What it comes down to is this. The Board of Health is doing a LOT to keep this town, healthy and safe. Recycling as far as I'm concerned is on the low end of the Totem Pole when it comes to priorities. Worry about code violations, contractor yards, hoarders, and overcrowded living spaces, FIRST please.

carl berke

10:00 am on Tuesday, April 24, 2012

Again, a lot of stuff. Just a few comments If you eat out instead of in, how do you know what happens to your garbage? There is no recycling required in commercial places. The only thing they do is to sell their grease and if a local pig farm is near, maybe their garbage. Just go behind the restaurant to see how much plastic, paper and container pollution it causes. Fast Food is super fast polution of the environment and of your body. There should be a nickle deposit on every disposable item that McDonalds forces on you. Do you take that home and put it into a bin? I will skip the diapers as you have classic excuses. Do you have a husband? What is he doing about this issue?

You seem really mostly self absorbed in your arguments in that it is all about your limitations of time and money. If these are so pressing, perhaps you should reconsider what you are bringing into the world to begin with!

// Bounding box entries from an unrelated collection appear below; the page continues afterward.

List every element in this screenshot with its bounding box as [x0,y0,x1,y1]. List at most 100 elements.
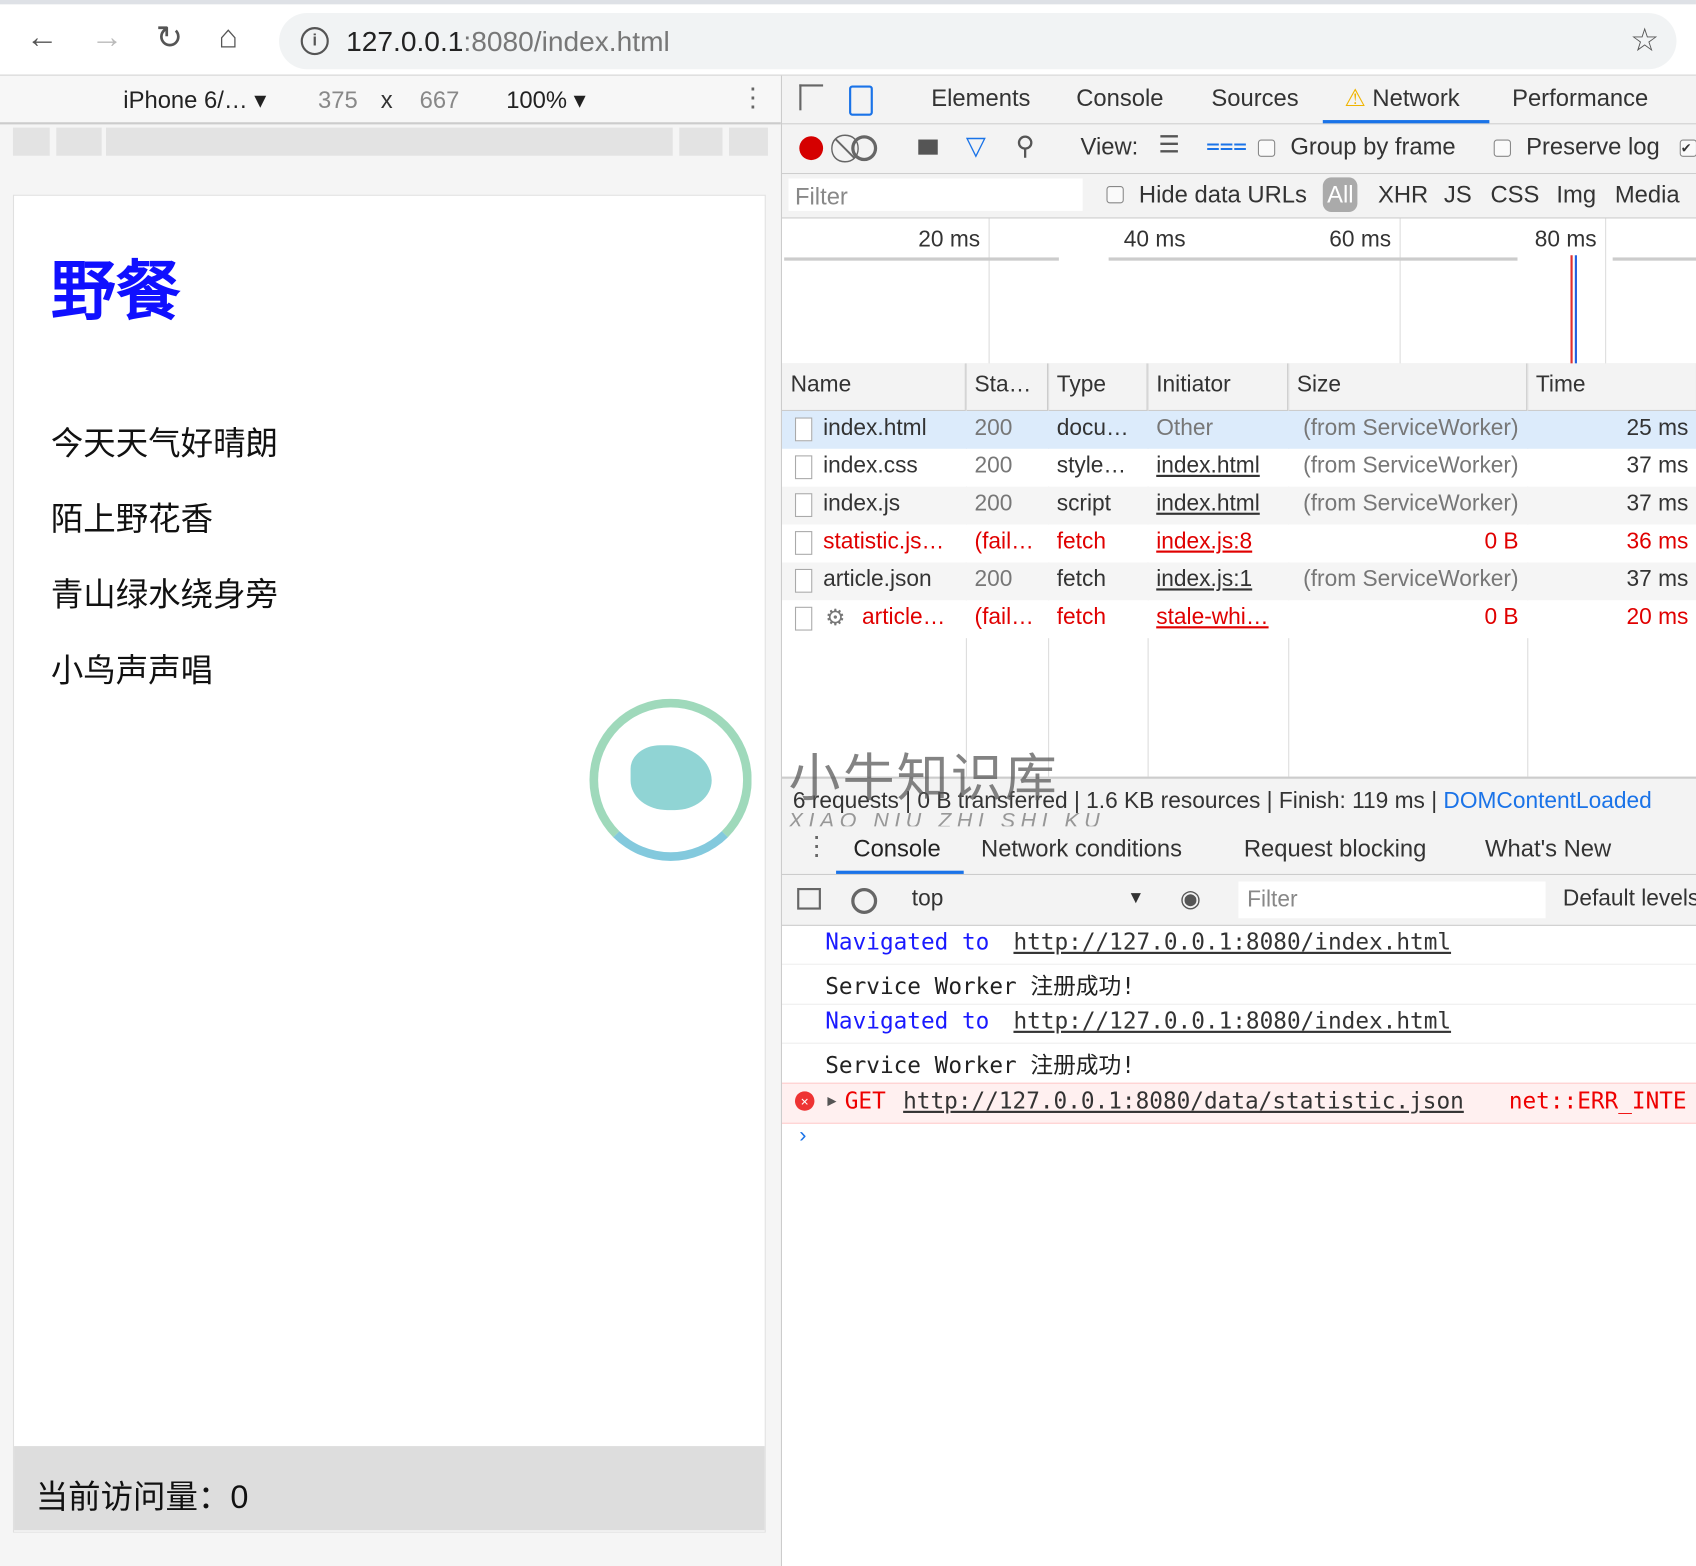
device-name: iPhone 6/… [123,86,248,114]
tab-console[interactable]: Console [1076,84,1163,112]
cell-initiator[interactable]: index.js:1 [1156,567,1252,593]
context-select[interactable]: top ▼ [912,886,1145,912]
error-url-link[interactable]: http://127.0.0.1:8080/data/statistic.jso… [903,1088,1464,1114]
expand-triangle-icon[interactable]: ▶ [827,1092,836,1109]
preserve-log-checkbox[interactable] [1493,139,1511,157]
context-value: top [911,885,944,911]
error-method: GET [844,1088,886,1115]
hide-data-urls-checkbox[interactable] [1106,186,1124,204]
request-row[interactable]: index.css 200 style… index.html (from Servic… [781,448,1696,487]
reload-icon[interactable]: ↻ [156,19,183,57]
back-icon[interactable]: ← [26,19,58,56]
console-toolbar: top ▼ ◉ Filter Default levels [781,875,1696,926]
cell-time: 37 ms [1626,566,1689,592]
filter-media[interactable]: Media [1615,181,1680,209]
media-query-bar[interactable] [12,127,50,156]
drawer-tab-console[interactable]: Console [853,835,940,863]
col-size[interactable]: Size [1288,363,1528,412]
home-icon[interactable]: ⌂ [218,19,238,56]
sidebar-toggle-icon[interactable] [797,887,821,910]
record-icon[interactable] [799,136,824,161]
tab-sources[interactable]: Sources [1211,84,1298,112]
dcl-link[interactable]: DOMContentLoaded [1443,788,1651,813]
console-message: Navigated to http://127.0.0.1:8080/index… [781,925,1696,965]
filter-js[interactable]: JS [1444,181,1472,209]
group-by-frame-checkbox[interactable] [1257,139,1276,157]
cell-initiator[interactable]: stale-whi… [1156,605,1268,631]
zoom-value: 100% [506,86,568,114]
bookmark-star-icon[interactable]: ☆ [1630,22,1659,60]
media-query-bar[interactable] [105,127,673,156]
log-levels-select[interactable]: Default levels [1563,886,1696,912]
cell-status: (fail… [974,604,1034,630]
device-select[interactable]: iPhone 6/… ▾ [123,87,266,115]
dimension-x: x [380,86,393,114]
forward-icon[interactable]: → [91,19,123,56]
cell-type: fetch [1056,604,1106,630]
drawer-tab-whats-new[interactable]: What's New [1485,835,1611,863]
nav-url-link[interactable]: http://127.0.0.1:8080/index.html [1013,1008,1451,1034]
cell-initiator[interactable]: index.js:8 [1156,529,1252,555]
cell-initiator[interactable]: index.html [1156,453,1260,479]
live-expression-eye-icon[interactable]: ◉ [1180,885,1201,913]
clear-console-icon[interactable] [851,887,878,914]
height-input[interactable]: 667 [420,87,460,115]
device-toggle-icon[interactable] [849,85,873,116]
address-bar[interactable]: i 127.0.0.1:8080/index.html ☆ [279,12,1677,70]
col-name[interactable]: Name [781,363,966,412]
cell-initiator[interactable]: index.html [1156,491,1260,517]
filter-xhr[interactable]: XHR [1378,181,1428,209]
console-message: Service Worker 注册成功! [781,965,1696,1005]
disable-cache-checkbox[interactable]: ✔ [1679,139,1696,157]
cell-time: 37 ms [1626,453,1689,479]
more-options-icon[interactable]: ⋮ [740,82,766,113]
filter-all[interactable]: All [1322,177,1358,212]
visit-counter: 当前访问量：0 [35,1479,249,1516]
clear-icon[interactable] [851,135,878,162]
network-overview[interactable]: 20 ms 40 ms 60 ms 80 ms [781,218,1696,365]
tab-elements[interactable]: Elements [931,84,1030,112]
media-query-bar[interactable] [56,127,102,156]
drawer-menu-icon[interactable]: ⋮ [804,831,830,862]
tab-performance[interactable]: Performance [1512,84,1648,112]
inspect-element-icon[interactable] [799,84,824,111]
request-row[interactable]: ⚙ article… (fail… fetch stale-whi… 0 B 20 ms [781,600,1696,639]
console-prompt-icon[interactable]: › [799,1124,806,1149]
drawer-tab-request-blocking[interactable]: Request blocking [1244,835,1427,863]
nav-prefix: Navigated to [825,929,990,956]
col-initiator[interactable]: Initiator [1147,363,1289,412]
request-row[interactable]: index.html 200 docu… Other (from ServiceWork… [781,411,1696,449]
list-view-icon[interactable]: ☰ [1158,131,1179,159]
filter-css[interactable]: CSS [1490,181,1539,209]
filter-icon[interactable]: ▽ [966,131,986,162]
request-row[interactable]: statistic.js… (fail… fetch index.js:8 0 B 36 … [781,524,1696,563]
width-input[interactable]: 375 [318,87,358,115]
tab-network-label: Network [1372,84,1460,112]
request-row[interactable]: index.js 200 script index.html (from Service… [781,486,1696,525]
col-status[interactable]: Sta… [965,363,1049,412]
media-query-bar[interactable] [679,127,723,156]
request-row[interactable]: article.json 200 fetch index.js:1 (from Serv… [781,562,1696,601]
info-icon[interactable]: i [300,27,329,56]
cell-type: style… [1056,453,1127,479]
media-query-bar[interactable] [728,127,768,156]
view-label: View: [1080,133,1139,161]
url-host: 127.0.0.1 [346,24,464,58]
cell-name: index.js [823,491,901,516]
console-filter-input[interactable]: Filter [1238,881,1546,919]
drawer-tab-network-conditions[interactable]: Network conditions [981,835,1182,863]
tab-network[interactable]: ⚠ Network [1344,84,1459,112]
active-tab-indicator [1322,120,1490,124]
console-error: ✕ ▶ GET http://127.0.0.1:8080/data/stati… [781,1082,1696,1124]
cell-name: statistic.js… [823,528,945,554]
col-time[interactable]: Time [1527,363,1696,412]
screenshot-camera-icon[interactable] [918,139,938,155]
col-type[interactable]: Type [1048,363,1148,412]
waterfall-view-icon[interactable]: ⩶ [1206,131,1247,159]
network-filter-input[interactable]: Filter [788,178,1083,211]
console-messages: Navigated to http://127.0.0.1:8080/index… [781,925,1696,1249]
filter-img[interactable]: Img [1556,181,1596,209]
nav-url-link[interactable]: http://127.0.0.1:8080/index.html [1013,929,1451,955]
search-icon[interactable]: ⚲ [1016,131,1035,162]
zoom-select[interactable]: 100% ▾ [506,87,585,115]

As far as the excellence of the board, you harp on really unknowns like hoarders, overcrowding living spaces and contractor yards. What things are a "lot"? Those last items seem more like a laundry list of really picayune stuff. Hoarding? Is that a big issue? I have hoarders near me and you can't get into their houses. But, who cares? Who would want to? As long as the hoard stays inside and doesn't get into the eco-system, who can object? Maybe the heirs who will need several dumptsers when the hoarder dies?